Depuis tout ce temps, les menuisières avaient probablement dû démanteler le quatre-vingt-onzième et plusieurs autres. Jusqu’où montaient les ascenseurs, à présent ?

C’était le genre de questions nostalgiques que je ne devais pas me poser. Ma vie était ici. Et elle le resterait.

Je traversai l’exploitation forestière droit vers l’Est, sachant que je finirai par atteindre la forêt sauvage, celle qui regroupait des essences d’arbres moins intéressantes pour les Dames, celle qui était quasiment laissée en friche. Je faillis croiser plusieurs intendants, vraisembablement venus pour contrôler les enfants, mais leur pas lourd et leur soie bleue les rendaient repérables et je parvins à les éviter sans peine.
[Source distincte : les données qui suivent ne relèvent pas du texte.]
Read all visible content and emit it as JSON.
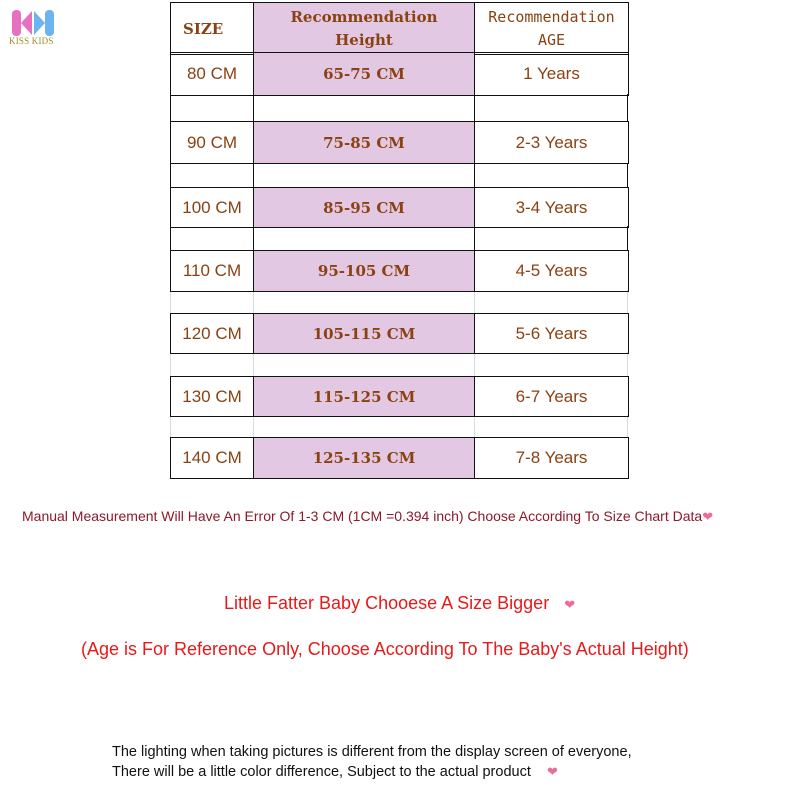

Je marchai une heure, puis deux. Puis trois. La forêt était immense. Petit à petit, les éclats de voix disparurent derrière moi avec les tas de bois et d’outils ; les arbres se mirent à pousser en enchevêtrement chaotiques. Ils devenaient sauvages, irréguliers, moins beaux. Quand le silence se fit et que les ronces et les broussailles commencèrent à gêner mon avancée, je sus que j’étais quasiment parvenu jusqu’à eux.

Les Dents.

Ainsi nommait-on les chasseurs qui nous pourvoyaient tous en gibier, et ce depuis des centaines d’années. Eux dont j’espérais, peut-être, pouvoir gagner le soutien pour notre révolte.

Déjà, entre les fourrés et les branches basses, loin devant moi, se mouvaient des silhouettes énormes. Malgré leur masse et leur allure pataude, les Dents se déplaçaient toujours dans le plus parfait silence : c’était comme si la forêt glissait sur eux. Je ne savais pas imiter leur démarche. C’était là une chose impossible pour les miens.

Je finis par en croiser un. Il me toisa de haut en bas, avec un air inamical que je connaissais bien. Rares étaient les Dents à nous apprécier, et nombre d’Ours s’étaient fait chasser de leur forêt.

Mais pas moi.

Je m’accroupis devant lui et courbai la nuque pour lui montrer que je n’avais rien de menaçant, avant d’expliquer :

– Celui-ci aimerait voir celui au nez fendu. Il me connaît bien.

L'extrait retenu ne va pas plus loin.